Marissa Janning

Personal information
- Listed height: 5 ft 8 in (1.73 m)

Career information
- High school: Watertown-Mayer (Watertown, Minnesota)
- College: Creighton (2012– 2016)
- Position: Guard
- Number: 23

Career highlights
- Big East Player of the Year (2014); 2× First-team All-Big East (2014, 2015); First-team All-MVC (2013); MVC Freshman of the Year (2013); MVC All-Freshman Team (2013); Minnesota Miss Basketball (2012);

= Marissa Janning =

American basketball player

Marissa Janning is a college basketball player who played for Creighton University.

==College==
Janning was named Big East Conference Women's Basketball Player of the Year as a sophomore during the 2013–14 season.

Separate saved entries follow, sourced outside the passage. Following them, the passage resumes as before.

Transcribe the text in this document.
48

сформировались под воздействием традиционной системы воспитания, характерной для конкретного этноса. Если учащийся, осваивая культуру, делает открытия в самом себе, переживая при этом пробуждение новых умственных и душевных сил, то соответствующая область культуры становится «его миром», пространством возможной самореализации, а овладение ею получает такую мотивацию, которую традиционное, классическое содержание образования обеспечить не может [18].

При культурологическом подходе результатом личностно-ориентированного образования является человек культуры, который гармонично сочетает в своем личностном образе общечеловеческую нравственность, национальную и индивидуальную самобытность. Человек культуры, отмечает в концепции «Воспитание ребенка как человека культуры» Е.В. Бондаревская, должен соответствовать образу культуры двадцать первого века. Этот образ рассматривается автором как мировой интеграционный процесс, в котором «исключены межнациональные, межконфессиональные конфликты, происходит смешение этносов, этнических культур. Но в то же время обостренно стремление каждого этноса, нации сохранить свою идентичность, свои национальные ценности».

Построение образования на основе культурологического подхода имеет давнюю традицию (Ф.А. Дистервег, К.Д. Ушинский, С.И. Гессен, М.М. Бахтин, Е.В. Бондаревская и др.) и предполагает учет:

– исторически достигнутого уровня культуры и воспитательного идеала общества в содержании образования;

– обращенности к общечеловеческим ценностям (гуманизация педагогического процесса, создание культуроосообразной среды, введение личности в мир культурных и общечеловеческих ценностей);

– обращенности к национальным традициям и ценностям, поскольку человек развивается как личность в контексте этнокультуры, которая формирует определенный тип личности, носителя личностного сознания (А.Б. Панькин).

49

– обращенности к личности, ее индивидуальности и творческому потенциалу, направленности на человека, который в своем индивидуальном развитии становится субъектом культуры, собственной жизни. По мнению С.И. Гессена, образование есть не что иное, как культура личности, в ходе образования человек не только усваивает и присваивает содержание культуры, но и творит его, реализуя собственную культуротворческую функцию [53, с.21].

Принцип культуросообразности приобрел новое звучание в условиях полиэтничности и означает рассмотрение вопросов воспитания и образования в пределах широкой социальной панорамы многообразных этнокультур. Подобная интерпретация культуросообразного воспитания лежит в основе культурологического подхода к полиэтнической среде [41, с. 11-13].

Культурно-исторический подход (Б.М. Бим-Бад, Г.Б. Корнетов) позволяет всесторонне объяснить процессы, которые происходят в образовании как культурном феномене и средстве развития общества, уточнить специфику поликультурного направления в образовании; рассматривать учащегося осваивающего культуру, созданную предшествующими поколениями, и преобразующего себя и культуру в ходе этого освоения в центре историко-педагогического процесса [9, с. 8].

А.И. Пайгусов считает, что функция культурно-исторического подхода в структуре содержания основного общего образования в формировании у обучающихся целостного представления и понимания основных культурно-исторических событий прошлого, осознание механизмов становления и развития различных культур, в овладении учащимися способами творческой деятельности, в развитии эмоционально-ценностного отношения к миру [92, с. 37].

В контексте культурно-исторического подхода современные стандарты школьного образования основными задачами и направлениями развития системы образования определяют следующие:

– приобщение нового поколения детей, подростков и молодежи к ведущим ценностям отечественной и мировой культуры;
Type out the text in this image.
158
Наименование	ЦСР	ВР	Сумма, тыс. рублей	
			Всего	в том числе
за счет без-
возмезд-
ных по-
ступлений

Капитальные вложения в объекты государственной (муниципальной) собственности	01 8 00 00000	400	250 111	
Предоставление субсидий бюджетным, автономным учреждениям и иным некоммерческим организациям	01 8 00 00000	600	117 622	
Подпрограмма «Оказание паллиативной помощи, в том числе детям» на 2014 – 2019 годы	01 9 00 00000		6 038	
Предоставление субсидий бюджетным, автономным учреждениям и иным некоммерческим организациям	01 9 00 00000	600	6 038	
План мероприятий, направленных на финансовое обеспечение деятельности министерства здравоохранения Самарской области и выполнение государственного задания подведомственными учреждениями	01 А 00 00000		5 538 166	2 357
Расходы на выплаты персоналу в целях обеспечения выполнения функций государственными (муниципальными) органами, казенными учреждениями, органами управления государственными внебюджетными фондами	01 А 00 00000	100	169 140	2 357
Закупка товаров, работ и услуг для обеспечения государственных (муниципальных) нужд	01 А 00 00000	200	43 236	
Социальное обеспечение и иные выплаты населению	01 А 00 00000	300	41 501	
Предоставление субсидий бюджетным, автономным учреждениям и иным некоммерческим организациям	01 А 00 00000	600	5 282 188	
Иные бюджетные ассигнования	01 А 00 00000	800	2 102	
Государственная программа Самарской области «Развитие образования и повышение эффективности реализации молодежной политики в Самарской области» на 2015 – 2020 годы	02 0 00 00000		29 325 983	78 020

===Creighton statistics===

Source

| Year | Team | GP | Points | FG% | 3P% | FT% | RPG | APG | SPG | BPG | PPG |
|---|---|---|---|---|---|---|---|---|---|---|---|
| 2012-13 | Creighton | 33 | 419 | 37.8% | 38.9% | 81.4% | 3.5 | 2.4 | 1.2 | 0.1 | 12.7 |
| 2013-14 | Creighton | 34 | 599 | 36.7% | 35.1% | 85.5% | 5.2 | 3.9 | 0.8 | 0.2 | 17.6 |
| 2014-15 | Creighton | 31 | 485 | 35.5% | 36.6% | 80.4% | 4.5 | 3.7 | 1.2 | 0.2 | 15.6 |
| 2015-16 | Creighton | 6 | 64 | 31.9% | 30.0% | 75.0% | 4.8 | 5.2 | 0.5 | 0.7 | 10.7 |
| 2016-17 | Creighton | 32 | 371 | 37.2% | 27.0% | 67.3% | 4.9 | 4.6 | 1.0 | 0.3 | 11.6 |
| Career |  | 136 | 1938 | 36.5% | 34.8% | 79.3% | 4.5 | 3.7 | 1.0 | 0.2 | 14.3 |

==Personal life==
Janning's brother Matt has played in Europe and in the NBA Development League.